Welcome to Cyber Watch for today, July 8, 2023. Our Cyber Intelligence team curates a list of the latest cybersecurity news to keep you informed of stories that matter every week.
This week’s cyber digest is a compilation of stories from 50+ relevant news sources across the web – all ranked according to the risk impact. We encourage you to review these stories and take steps to protect your organization.
According to Infosecurity Magazine, thirty-three US hospitals have been hit by massive ransomware attacks so far this year. This is a significant increase from last year, when there were only 25 incidents impacting US hospitals. The attacks have caused widespread disruption to healthcare services, and have put the personal data of millions of patients at risk.
Repercussions of this magnitude are downright spine-chilling. According to The CyberWire, a ransomware gang identified as ALPHV/BlackCat, claimed the recent attack on London Health Trust. This serves as a haunting reminder of the relentless cyber threats that lurk in the shadows of our healthcare systems. If you are a healthcare organization, you need to take immediate steps to protect yourself from ransomware attacks.
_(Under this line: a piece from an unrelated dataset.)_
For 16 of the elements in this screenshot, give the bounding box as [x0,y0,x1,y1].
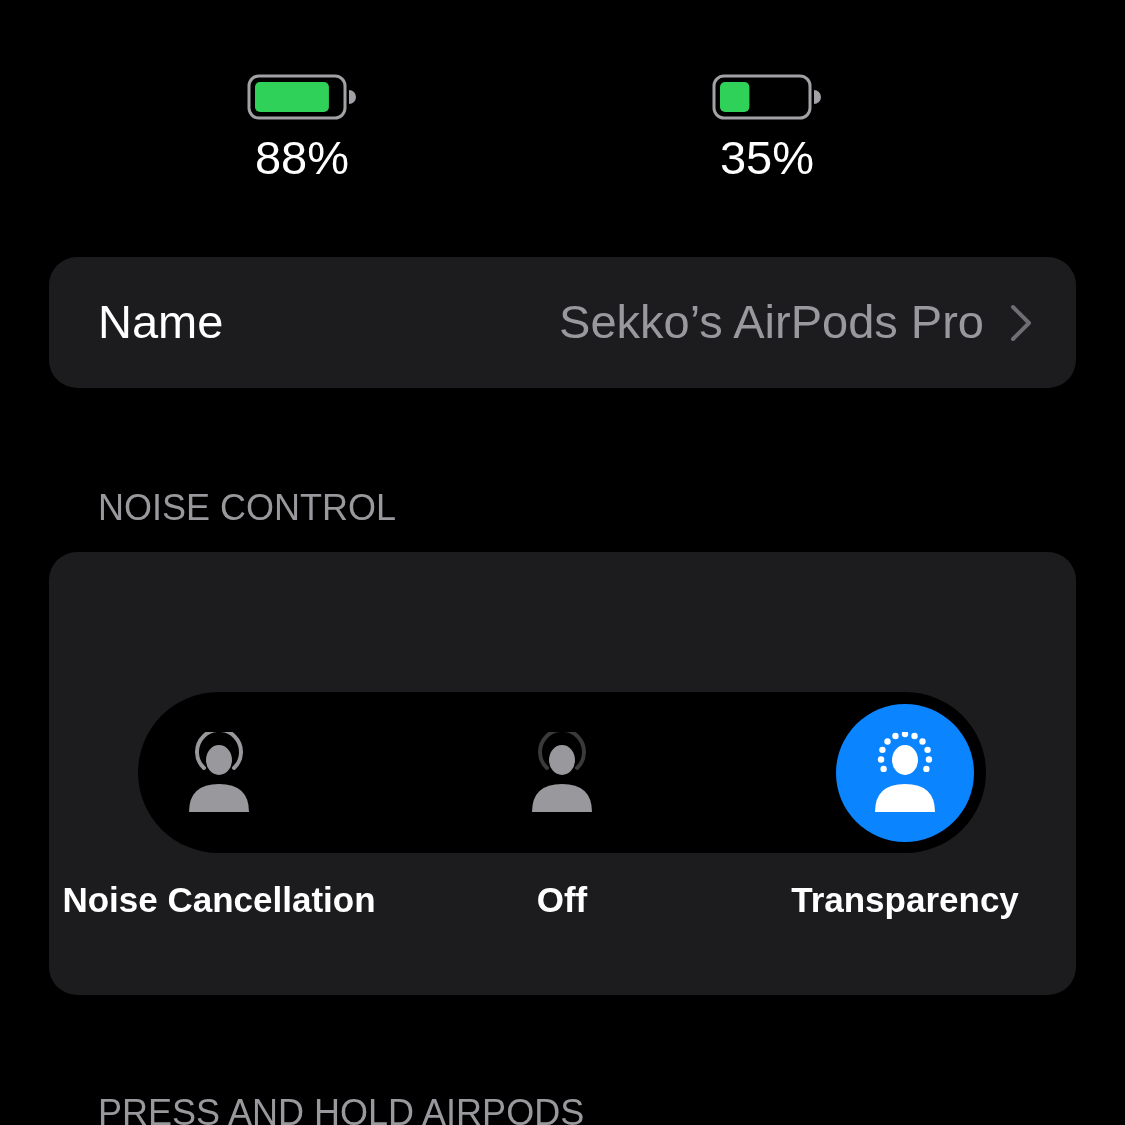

Two file management apps on the Google Play Store have been discovered to be spyware, putting the privacy and security of up to 1.5 million users at risk. The apps, called G Data File Manager and ES File Explorer File Manager, have been downloaded over 15 million times combined.
They were found to be collecting sensitive data from users’ devices, including their contacts, call logs, SMS messages, and location data, and sending these data to malicious servers in China. If you have installed either of these apps, you should uninstall them immediately.
You should also scan your device for malware and change your passwords. This is a serious reminder that even apps from the Google Play Store can be malicious. It is important to be vigilant about the apps you install on your device and to only download apps from trusted sources.
In a shocking turn of events, Japan’s largest port was recently hit by a devastating cyberattack, leaving experts and authorities scrambling to contain the fallout. A ransomware attack has brought container operations at Japan’s Nagoya Port to a screeching halt.
This high-seas cyber assault was allegedly linked to the pro-Russian group popularly known as Lockbit 3.0. This serves as a chilling reminder of the far-reaching impact cyber threats can have on critical infrastructure. According to a recent Security Magazine report, various security experts have shared their views on this major cyberattack.
A Hacker News report revealed another critical unauthenticated SQL injection vulnerability, identified as CVE-2023-36934, in MOVEit Transfer software, a popular file transfer solution used by businesses and organizations around the world.
The vulnerability could allow attackers to gain unauthorized access to sensitive data stored in the MOVEit Transfer database, including passwords, credit card numbers, and social security numbers. If you are using MOVEit Transfer, you should immediately update to the latest version to patch the vulnerability.
Until you have updated, you should consider disabling the file transfer feature of MOVEit Transfer. This is a serious reminder that even popular and well-respected software can contain security vulnerabilities. It is important to keep your software up to date and to be aware of the latest security threats.
Hackrate, an ethical hacking and bug bounty company, has released HackGATE, a new monitoring platform specifically designed for ethical hacking projects. This new platform can help organizations to better manage and oversee security testing and penetration testing initiatives, offering enhanced project control and cybersecurity.
HackGATE’s capabilities allow businesses to access improved transparency, project analysis, and proactive monitoring of ethical hacking activities. This can be helpful in identifying and addressing security vulnerabilities before they can be exploited by malicious actors.
If you are an organization that conducts ethical hacking projects, HackGATE could be a valuable tool for you. It can help you to improve your security posture and protect your organization from cyberattacks.
An unpatched security vulnerability in the Ultimate Member plugin for WordPress could allow attackers to create new admin accounts with full access to affected websites. The flaw, tracked as CVE-2023-3460, has a CVSS score of 9.8, making it critical.
If you are using the Ultimate Member plugin on your WordPress website, you need to update to the latest version immediately. Until you have updated, you should disable the plugin to protect your site.